Even if the derivation of data from the brain and thus the intuitive thought control of complex devices has not yet got beyond the experimental stage, further application perspectives are already emerging. Should it one day succeed in establishing a stable bidirectional feedback system by integrating dissipative and stimulating interfaces, "feeling" hand prostheses could be implemented that give the user sensory feedback during the grasping process. The delimitation of human-machine boundaries is finally taken to extremes by the combination of neurotechnological applications with robot technology - for example in the form of "intelligent", self-controlling implants or robotized limbs - whereby autonomously acting machine systems merge almost inseparably with humans. It is clear that in such a constellation it is no longer clear who controls whom: the human being the machine or vice versa?

The visionary potential of these developments is beyond question. Both the advances in robotics and neurotechnologies are accompanied on a societal level by far-reaching ideas about the future, which, interestingly, tie in with older, culturally extremely powerful motifs. [5] On the one hand there is the vision of a (neuro-) technological optimization of humans (human enhancement), [6] which first appeared at the beginning of the 20th century in the course of biological-evolutionary thinking. [7] On the other hand, there is currently intense discussion about the possibility that robots could outstrip humans in terms of intelligence in the not too distant future and either subjugate them or lead them into a glorious future. This idea also goes back at least a hundred years and was first formulated in Karel Čapek's dystopian drama "R.U.R. - Rossum’s Universal Robots" (1920). Since then, these visionary debates have been driven and fueled to a large extent by high-profile science fiction, in which different varieties of these visions of delimitation are strikingly portrayed. [8]

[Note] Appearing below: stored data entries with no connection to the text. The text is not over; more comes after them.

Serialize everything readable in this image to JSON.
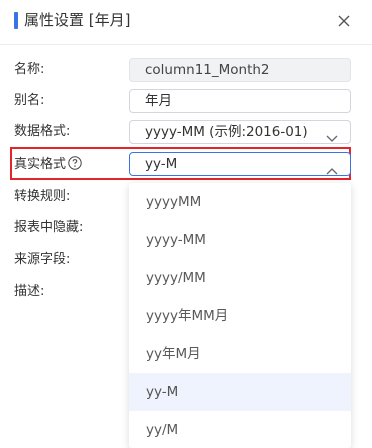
{
  "dialog": {
    "title": "属性设置 [年月]",
    "close_icon": "close-icon"
  },
  "form": {
    "name": {
      "label": "名称:",
      "value": "column11_Month2"
    },
    "alias": {
      "label": "别名:",
      "value": "年月"
    },
    "data_format": {
      "label": "数据格式:",
      "value": "yyyy-MM (示例:2016-01)"
    },
    "real_format": {
      "label": "真实格式",
      "value": "yy-M",
      "help_icon": "question-circle-icon"
    },
    "convert_rule": {
      "label": "转换规则:"
    },
    "hide_in_report": {
      "label": "报表中隐藏:"
    },
    "source_field": {
      "label": "来源字段:"
    },
    "description": {
      "label": "描述:"
    }
  },
  "dropdown": {
    "options": [
      "yyyyMM",
      "yyyy-MM",
      "yyyy/MM",
      "yyyy年MM月",
      "yy年M月",
      "yy-M",
      "yy/M"
    ],
    "selected": "yy-M"
  },
  "colors": {
    "accent": "#3b73e6",
    "highlight": "#e0252b",
    "selected_bg": "#eef3fd"
  }
}
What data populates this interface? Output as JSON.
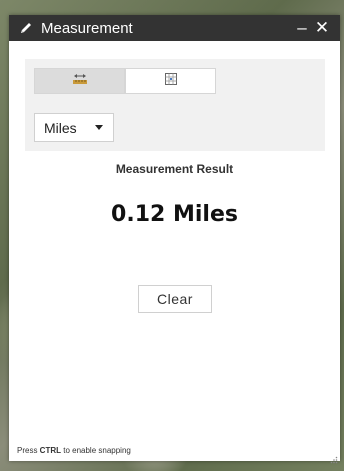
{
  "window": {
    "title": "Measurement",
    "title_icon": "pencil-icon",
    "minimize_label": "–",
    "close_label": "✕"
  },
  "tools": {
    "tabs": [
      {
        "name": "distance",
        "icon": "ruler-distance-icon",
        "active": true
      },
      {
        "name": "location",
        "icon": "location-grid-icon",
        "active": false
      }
    ]
  },
  "unit_select": {
    "selected": "Miles"
  },
  "result": {
    "label": "Measurement Result",
    "value": "0.12 Miles"
  },
  "actions": {
    "clear_label": "Clear"
  },
  "hint": {
    "prefix": "Press ",
    "key": "CTRL",
    "suffix": " to enable snapping"
  },
  "colors": {
    "titlebar": "#333333",
    "panel": "#f1f1f1",
    "active_tab": "#dcdcdc",
    "ruler_accent": "#c99a3a"
  }
}
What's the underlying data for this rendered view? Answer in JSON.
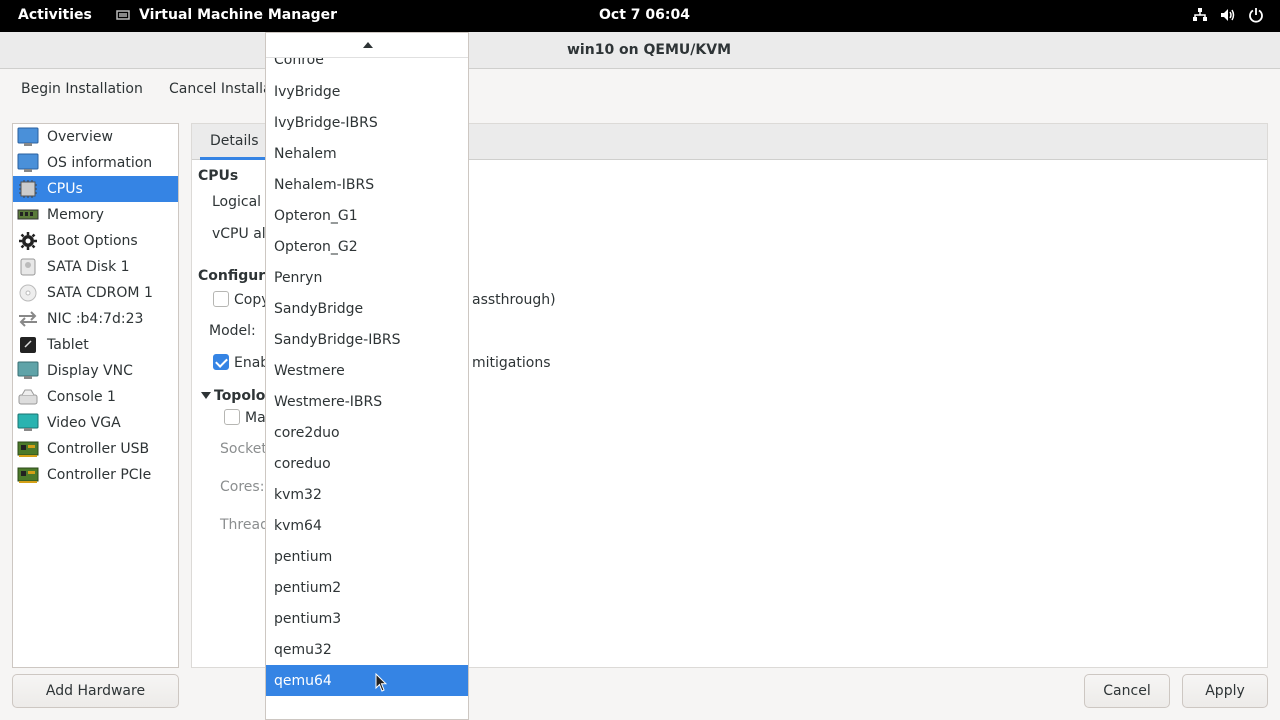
{
  "topbar": {
    "activities": "Activities",
    "app_name": "Virtual Machine Manager",
    "clock": "Oct 7  06:04"
  },
  "window": {
    "title": "win10 on QEMU/KVM"
  },
  "toolbar": {
    "begin_installation": "Begin Installation",
    "cancel_installation": "Cancel Installati"
  },
  "sidebar": {
    "items": [
      {
        "label": "Overview",
        "icon": "monitor-icon"
      },
      {
        "label": "OS information",
        "icon": "monitor-icon"
      },
      {
        "label": "CPUs",
        "icon": "cpu-chip-icon",
        "selected": true
      },
      {
        "label": "Memory",
        "icon": "memory-icon"
      },
      {
        "label": "Boot Options",
        "icon": "gear-icon"
      },
      {
        "label": "SATA Disk 1",
        "icon": "disk-icon"
      },
      {
        "label": "SATA CDROM 1",
        "icon": "cdrom-icon"
      },
      {
        "label": "NIC :b4:7d:23",
        "icon": "network-arrows-icon"
      },
      {
        "label": "Tablet",
        "icon": "tablet-icon"
      },
      {
        "label": "Display VNC",
        "icon": "display-icon"
      },
      {
        "label": "Console 1",
        "icon": "console-icon"
      },
      {
        "label": "Video VGA",
        "icon": "video-card-icon"
      },
      {
        "label": "Controller USB",
        "icon": "controller-card-icon"
      },
      {
        "label": "Controller PCIe",
        "icon": "controller-card-icon"
      }
    ],
    "add_hardware": "Add Hardware"
  },
  "main": {
    "tab_details": "Details",
    "cpus_heading": "CPUs",
    "logical_host": "Logical h",
    "vcpu_alloc": "vCPU all",
    "configuration_heading": "Configurat",
    "copy_host_label": "Copy",
    "copy_host_suffix": "assthrough)",
    "model_label": "Model:",
    "enable_label": "Enab",
    "enable_suffix": "mitigations",
    "topology_heading": "Topolog",
    "manual_label": "Ma",
    "sockets_label": "Sockets",
    "cores_label": "Cores:",
    "threads_label": "Thread"
  },
  "dropdown": {
    "partial_top": "Conroe",
    "options": [
      "IvyBridge",
      "IvyBridge-IBRS",
      "Nehalem",
      "Nehalem-IBRS",
      "Opteron_G1",
      "Opteron_G2",
      "Penryn",
      "SandyBridge",
      "SandyBridge-IBRS",
      "Westmere",
      "Westmere-IBRS",
      "core2duo",
      "coreduo",
      "kvm32",
      "kvm64",
      "pentium",
      "pentium2",
      "pentium3",
      "qemu32",
      "qemu64"
    ],
    "selected": "qemu64"
  },
  "buttons": {
    "cancel": "Cancel",
    "apply": "Apply"
  },
  "colors": {
    "accent": "#3584e4",
    "topbar": "#000000"
  }
}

The fact that hybrids of humans and machines are obviously no longer a mere vision of the future is already clear from the fact that around 30,000 people in Germany currently have a cochlear implant. Nonetheless, the question arises to what extent the aforementioned futuristic visions are suitable as authoritative reference points for the social debate about the dynamic of demarcation. To cut a long story short: on the basis of a sober assessment of the performance of the underlying technologies, the TAB study comes to the conclusion that greater doubts are in order. [9] The established neurotechnological interventions in the brain are sometimes associated with considerable health risks that only appear ethically justified to compensate for severe physical deficits. The main argument against broader use in healthy people is that the technologically achievable additional skills (e.g. sensory enhancements such as hearing ultrasound using a cochlear implant) do not promise any real benefit in the foreseeable future, as would be necessary for optimizing people. Service robotics is also currently in a stage of development that banishes any thought of a "takeover" of intelligent machines in the realm of science fiction. The autonomy of the available systems is still extremely limited and is already being put to the test by simple manipulation tasks - for example recognizing and grasping common household items under real conditions. When - and if at all - a strong AI can be realized that equals human intelligence is a question that can still only be speculated about.